Twitter users linked a Labour campaign leaflet distributed ahead of the Batley and Spen parliamentary by-election to the Conservatives' win in the Humberstone and Hamilton council ward election in Leicester, a northern Labour stronghold with a large Indian population.
The Tories increased their share of the vote by more than 18 percent to almost 45 percent on Thursday, ousting Labour by a margin of 11.5 points.
Users commented that the huge swing was no coincidence following the vicious campaign in Batley.
But left-wingers blamed Labour leader Sir Keir Starmer for the shock loss.
The leaflet, distributed days before the 1 July election in the West Yorkshire seat, showed Conservative Prime Minister Boris Johnson shaking hands with his Indian counterpart Narendra Modi, claiming the PM was "silent on human rights abuses in Kashmir".
Indian troops have for years been battling Pakistani-based guerrillas in its union territory of Jammu and Kashmir — part of the broader Kashmir region split between the two former British colonies and China — while cracking down on protests in favour of annexation by Pakistan. Batley and Spen has a large Pakistani-origin Muslim community.
The leaflet was denounced by Jon Lansman, founder of the left-wing Labour faction Momentum, as "dogwhistle racism" that would set ethnic minority communities against each other.
The population of Humberstone and Hamilton at the 2011 census was 39 percent Asian, with 22 percent Hindu and seven percent Sikh. But a 2013 study by the University of Manchester's Centre on the Dynamics of Ethnicity and the Economic and Social Research Council found that the Indian population in the ward — and the east of Leicester generally — was rising above the city-wide average of 28 percent.

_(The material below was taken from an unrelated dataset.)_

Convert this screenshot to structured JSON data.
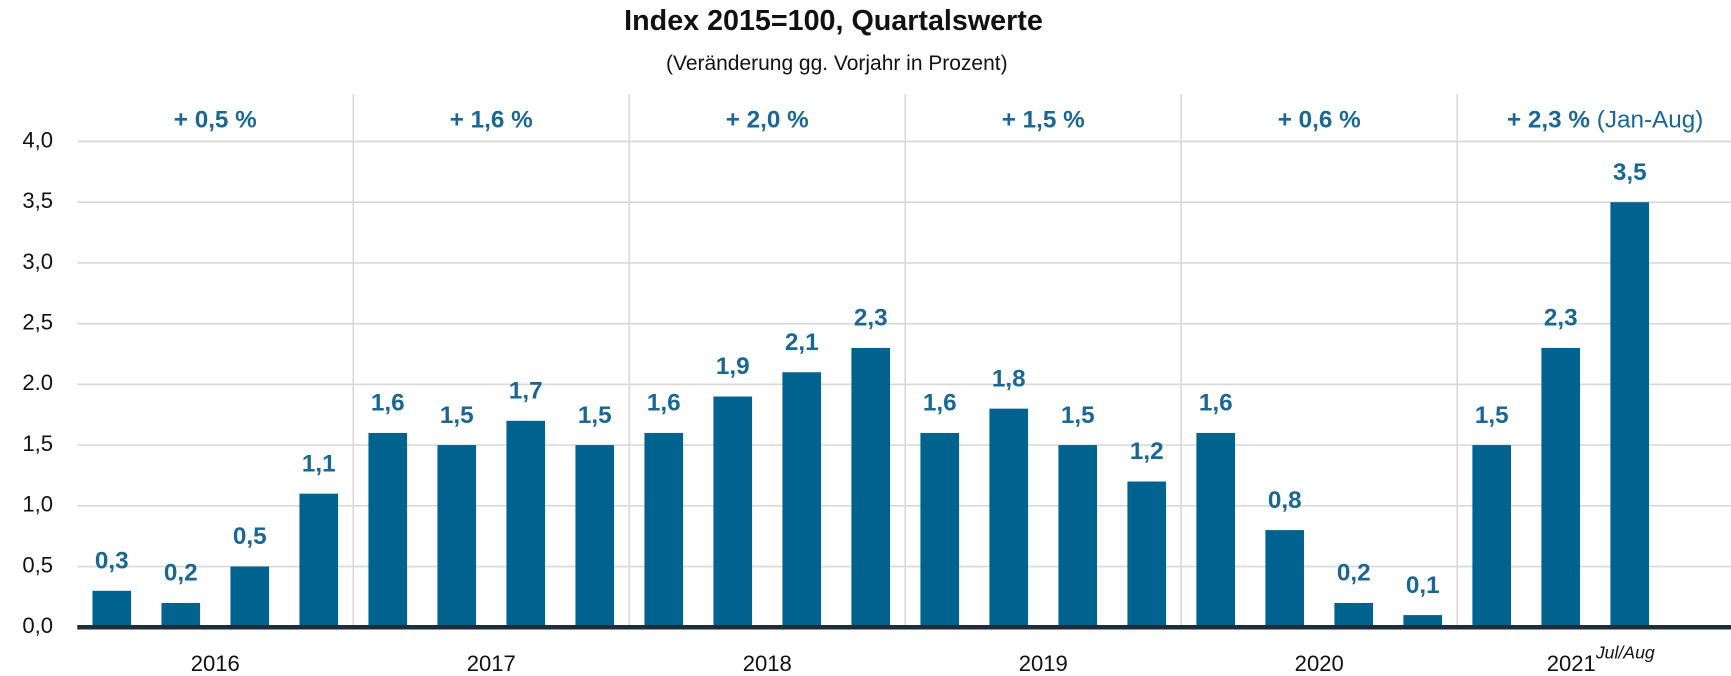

Leicester East MP Claudia Webbe has had the Labour whip suspended as she awaits a criminal trial for her alleged two-year campaign of harassment against another woman. Her Labour predecessor in the seat, Keith Vaz, stepped down ahead of the 2019 election three years after the Daily Mirror revealed he had had unprotected sex with rent boys and offered to buy cocaine for their use.
Labour's share of the vote in Leicester East fell from 67 percent in 2017 to just under 51 percent in 2019, with the Tories standing candidates of Indian descent.
Johnson has frequently boasted that he has the most diverse Cabinet in British history, with ministers of Asian, West Indian, African, and other immigrant descent. Chancellor of the Exchequer Rishi Sunak, Home Secretary Priti Patel, and Attorney-General Suella Braverman are all the children of African-born Indians — like a large proportion of Leicester's Asian community.